We define a metric as a quantity measured over a given period of time. The time aspect may be crucial because each value measured has an associated time range [time_start, duration]
. In some cases however, metrics can have instantaneous values as described below.
- Delta metrics: are changes in a quantity over a given time interval. Examples include the number of bytes transferred over a port. Each delta must have an associated time period to make it meaningful. (100MB was transferred over the network; in how much time?) We can also report these metrics as cumulative values, like 1000GB of total bytes were transferred by XYZ time. Deltas can be calculated by subtracting successive values.
- Instantaneous metrics: some metrics can have instantaneous values; this is typical for capacity metrics like the amount of memory used.
- Ratio metrics: are useful for measuring the utilization of a unit or component. For example, a cpu core was utilized 50% on average over the last minute.
- Rate metrics: are divided by the time interval of measurement. We still need to be aware about the interval over which the rate is averaged. For example, the bytes/sec measured every second vs every minute may have totally different values. The average over a second can have more variation than average over a minute.

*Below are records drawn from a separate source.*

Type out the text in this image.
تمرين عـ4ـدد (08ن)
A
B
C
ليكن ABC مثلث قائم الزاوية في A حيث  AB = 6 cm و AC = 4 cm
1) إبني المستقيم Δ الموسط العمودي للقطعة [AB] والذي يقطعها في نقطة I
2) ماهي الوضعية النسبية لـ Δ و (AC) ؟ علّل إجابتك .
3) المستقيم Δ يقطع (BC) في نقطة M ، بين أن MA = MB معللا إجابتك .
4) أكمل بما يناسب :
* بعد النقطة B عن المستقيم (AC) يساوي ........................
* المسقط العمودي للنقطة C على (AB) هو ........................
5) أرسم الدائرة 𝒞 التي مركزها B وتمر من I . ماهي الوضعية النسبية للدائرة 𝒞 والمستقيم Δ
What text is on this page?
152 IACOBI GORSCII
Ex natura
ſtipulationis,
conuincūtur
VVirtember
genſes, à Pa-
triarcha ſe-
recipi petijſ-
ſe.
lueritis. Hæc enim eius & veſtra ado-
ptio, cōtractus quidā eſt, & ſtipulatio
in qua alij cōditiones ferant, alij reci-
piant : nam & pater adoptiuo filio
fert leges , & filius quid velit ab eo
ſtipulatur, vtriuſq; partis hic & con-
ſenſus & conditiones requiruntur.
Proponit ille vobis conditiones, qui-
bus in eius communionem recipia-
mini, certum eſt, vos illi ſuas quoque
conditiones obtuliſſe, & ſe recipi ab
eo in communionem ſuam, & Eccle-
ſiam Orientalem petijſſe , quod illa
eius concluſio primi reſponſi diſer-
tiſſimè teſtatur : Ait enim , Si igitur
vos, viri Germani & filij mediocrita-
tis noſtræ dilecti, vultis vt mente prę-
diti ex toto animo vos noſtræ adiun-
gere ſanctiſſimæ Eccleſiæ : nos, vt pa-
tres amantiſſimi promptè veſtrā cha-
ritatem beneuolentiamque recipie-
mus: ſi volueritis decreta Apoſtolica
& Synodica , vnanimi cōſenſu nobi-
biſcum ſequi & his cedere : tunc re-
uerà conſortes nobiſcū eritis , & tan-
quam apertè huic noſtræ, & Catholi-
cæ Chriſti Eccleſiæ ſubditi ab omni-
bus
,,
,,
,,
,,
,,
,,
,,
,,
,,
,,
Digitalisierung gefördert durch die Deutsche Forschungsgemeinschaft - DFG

A metric is generally associated with a scope that describes the space/dimension it covers. Examples of scope include: server, GPU devices, NIC card etc.
Metric | Description | What does it tell? | Type | Unit | Collection Interval |
---|---|---|---|---|---|
uptime | System uptime | How long the system has been running. | Instant | s | 60s |
cpu_util | Fraction of total CPU time spend on user or system mode. | Overall amount of time the CPU was busy. | Ratio | - | 60s |
cpu_u, cpu_s | Fraction of total CPU time spent in user and system mode respectively | Activity of the system CPU in user/system mode. | Ratio | - | 60s |
cpu_i | Fraction of total CPU time that the CPU was in idle mode. | Overall inactivity of the system CPU. | Ratio | - | 60s |
cpu_u/s/n/w/x/y_ms | Total CPU time in milliseconds spent in various modes: user, system, nice, iowait etc. For more details please see man page for /proc/stat | Activity of the system CPU in various modes. | Delta | ms | 60s |
rx/tx_bytes_<devname> |
Total bytes transmitted/received over the specific network device. | Network transfer statistics. | Delta | Bytes | 60s |
rx/tx_packets_<devname> |
Total packets transmitted/received over the specific network device. | Network transfer statistics. | Delta | Packets | 60s |
rx/tx_errors_<devname> |
Total transmit/receive errors on the specific network device. | Network transfer statistics. | Delta | Errors | 60s |
rx/tx_drops_<devname> |
Total transmit/receive packet drops on the specific network device. | Network transfer statistics. | Delta | Packets | 60s |
Metric | Description | What does it tell? | Type | Unit | Collection Interval |
---|---|---|---|---|---|
graphics_engine_active_ratio | Ratio of time the graphics/compute engine is active | A coarse metric showing whether the gpu doing active work | Ratio | - | 10s |
sm_active_ratio | Ratio of active SMs (streaming multiprocessor) | GPU usage at SM level | Ratio | - | 10s |
sm_occupancy | Ratio of active warps | GPU usage at warps level | Ratio | - | 10s |
gpu_frequency_mhz | SM clock of the GPU device | The frequency of the SM | Frequency | Mega Hertz | 10s |
fp16_active | Ratio of cycles the fp16 pipe is active | fp16 compute pipe active ratio | Ratio | - | 10s |
fp32_active | Ratio of cycles the fp32 pipe is active | fp32 compute pipe active ratio | Ratio | - | 10s |
fp64_active | Ratio of cycles the fp64 pipe is active | fp64 compute pipe active ratio | Ratio | - | 10s |
tensorcore_active | Ratio of cycles the tensor pipe is active | tensor compute pipe active ratio | Ratio | - | 10s |
hbm_mem_bw_util | Ratio of cycles the high performance memory interface is active | Percentage of GPU memory bandwidth | Ratio | - | 10s |
pcie_tx_bytes | Rate of transmitted bytes (bandwidth) over Pcie during the sampling interval | Pcie tx bandwidth | Bandwidth | Bytes/sec | 10s |
pcie_rx_bytes | Rate of received bytes (bandwidth) over Pcie during the sampling interval | Pcie rx bandwidth | Bandwidth | Bytes/sec | 10s |
nvlink_tx_bytes | Rate of transmitted bytes (bandwidth) on Nvlink during the sampling interval | NVLink tx bandwidth | Bandwidth | Bytes/sec | 10s |
nvlink_rx_bytes | Rate of received bytes (bandwidth) on Nvlink during the sampling interval | NVLink rx bandwidth | Bandwidth | Bytes/sec | 10s |
minor_id | Minor id of the device | Linux minor id of the device | ID | - | 10s |
gpu_device_utilization | GPU Device utilization | The most coarse signal showing the GPU is active | Ratio | - | 10s |
gpu_memory_utilization | Memory utilization of the GPU device | Ratio of GPU memory being allocated | Ratio | - | 10s |
gpu_power_draw | Power of the device | How much power the GPU is consuming, also reflects how heavy the GPU is used | Power | Watt | 10s |